Pernyataan itu disampaikan Ust. Hamidi dalam Pendidikan dan Pelatihan (Diklat) SKKNI bagi pengelola Koperasi Simpan Pinjam dan Pembiayaan Syariah (KSPPS) dan Baitul Maal wat Tamwil (BMT) di Aula Lantai 2 Kantor Pengurus Cabang Nahdlatul Ulama (PCNU) Pamekasan yang berlangsung.
“Peningkatan kapasitas SDM melalui SKKNI bukan sekadar pemenuhan regulasi, melainkan kunci utama dalam membangun daya saing dan kepercayaan publik terhadap lembaga keuangan Nahdliyin,” ujar Ust. Hamidi, Ahad (06/09/2026).
Sebanyak 38 peserta mengikuti pelatihan intensif yang mengacu pada unit kompetensi berstandar nasional. Menurut Ust. Hamidi, penerapan SKKNI tidak hanya berkaitan dengan pemenuhan regulasi, tetapi juga peningkatan kualitas pengelolaan lembaga.
Materi pelatihan mencakup tata kelola dan legalitas koperasi syariah, analisis pembiayaan dan risiko, akuntansi, pengelolaan likuiditas syariah, serta kepatuhan terhadap akad syariah.
“Materinya meliputi tata kelola dan legalitas koperasi syariah, pemahaman regulasi Kementerian Koperasi, legalitas operasional, serta penerapan tata kelola koperasi yang baik. Kemudian juga manajemen analisis pembiayaan dan risiko, termasuk penilaian kelayakan pembiayaan, mitigasi risiko NPF (Non Performing Financing, Red), serta penyelamatan dan penyelesaian pembiayaan bermasalah,” jelasnya.
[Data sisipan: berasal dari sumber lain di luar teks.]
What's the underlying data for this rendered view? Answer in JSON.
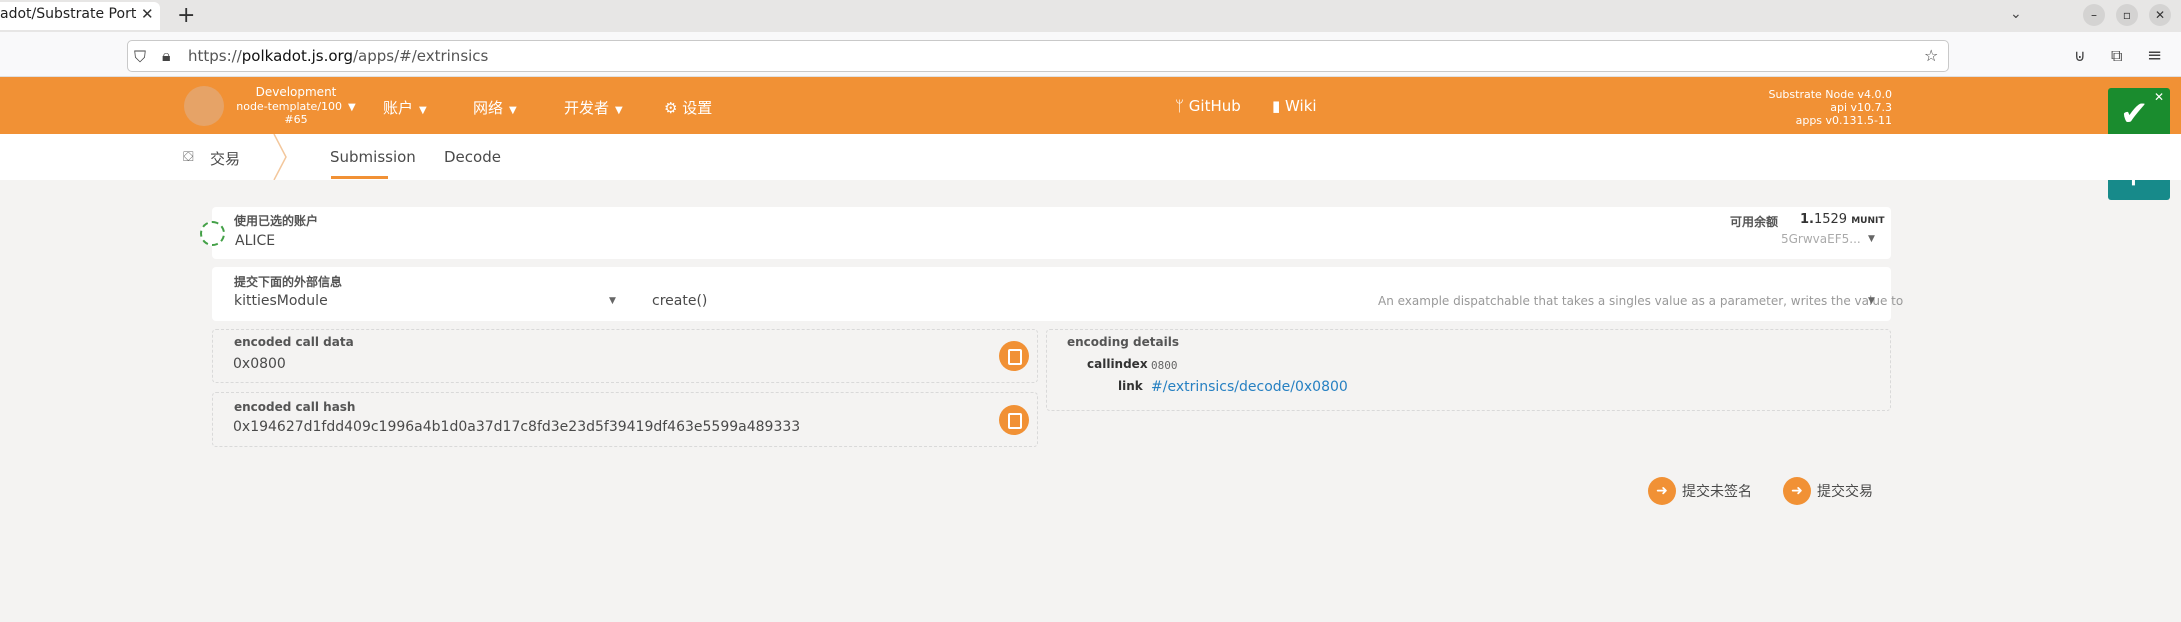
{
  "browser": {
    "tab_title": "adot/Substrate Port",
    "tab_close": "✕",
    "new_tab": "+",
    "url_scheme": "https://",
    "url_domain": "polkadot.js.org",
    "url_path": "/apps/#/extrinsics"
  },
  "header": {
    "chain_name": "Development",
    "chain_runtime": "node-template/100",
    "block": "#65",
    "menus": [
      {
        "label": "账户"
      },
      {
        "label": "网络"
      },
      {
        "label": "开发者"
      },
      {
        "label": "设置"
      }
    ],
    "links": [
      {
        "label": "GitHub"
      },
      {
        "label": "Wiki"
      }
    ],
    "versions": [
      "Substrate Node v4.0.0",
      "api v10.7.3",
      "apps v0.131.5-11"
    ]
  },
  "subnav": {
    "section": "交易",
    "tabs": [
      {
        "label": "Submission",
        "active": true
      },
      {
        "label": "Decode",
        "active": false
      }
    ]
  },
  "account": {
    "label": "使用已选的账户",
    "name": "ALICE",
    "balance_label": "可用余额",
    "balance_int": "1.",
    "balance_dec": "1529",
    "balance_unit": "MUNIT",
    "address": "5GrwvaEF5..."
  },
  "extrinsic": {
    "label": "提交下面的外部信息",
    "module": "kittiesModule",
    "call": "create()",
    "description": "An example dispatchable that takes a singles value as a parameter, writes the value to"
  },
  "encoded": {
    "call_data_label": "encoded call data",
    "call_data": "0x0800",
    "call_hash_label": "encoded call hash",
    "call_hash": "0x194627d1fdd409c1996a4b1d0a37d17c8fd3e23d5f39419df463e5599a489333"
  },
  "details": {
    "title": "encoding details",
    "callindex_label": "callindex",
    "callindex": "0800",
    "link_label": "link",
    "link": "#/extrinsics/decode/0x0800"
  },
  "actions": {
    "unsigned": "提交未签名",
    "submit": "提交交易"
  },
  "colors": {
    "accent": "#f19135",
    "notif_success": "#1a8c2e",
    "notif_info": "#178a8a"
  }
}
Pada aspek keuangan, peserta mempelajari pencatatan transaksi syariah, penyusunan neraca dan laporan laba rugi, serta pengelolaan arus kas lembaga. Pelatihan juga membahas penerapan akad dalam operasional lembaga keuangan syariah.
“Untuk akuntansi dan pengelolaan likuiditas syariah, peserta mendapatkan penerapan standar pencatatan transaksi keuangan syariah, penyusunan neraca dan laporan laba rugi, serta pengelolaan arus kas lembaga. Ada juga penguatan kapasitas praktis mengenai implementasi akad murabahah, mudharabah, musyarakah, hingga ijarah agar selaras dengan fatwa DSN-MUI,” terang Ust. Hamidi.
Diklat tersebut melibatkan KSPPS NU Mandiri, BMT Al-Iktisab Kebun Baru, KOIM Mawaddah, BMT Al-Mahbub Taman Sari, dan BMT Ar-Raudhoh Ombul Sari Sampang.
Alumnus Pondok Pesantren Miftahul Ulum Kebun Baru, Kacok, Palengaan, Pamekasan itu mengatakan, pelatihan yang berlangsung mulai 04 sampai 06 September 2026 tersebut, diharapkan berlanjut ke tahap uji kompetensi untuk memperoleh sertifikasi resmi melalui Lembaga Sertifikasi Profesi (LSP).
“Tindak lanjut dari diklat ini diharapkan tidak berhenti pada ranah pelatihan, tetapi berlanjut hingga uji kompetensi atau sertifikasi resmi oleh LSP. Dengan SDM yang tersertifikasi secara nasional, KSPPS dan BMT di Kabupaten Pamekasan akan semakin matang dalam mengelola dana masyarakat, menyalurkan modal kerja bagi UMKM lokal, serta memperkuat kemandirian ekonomi umat secara berkelanjutan,” ujarnya.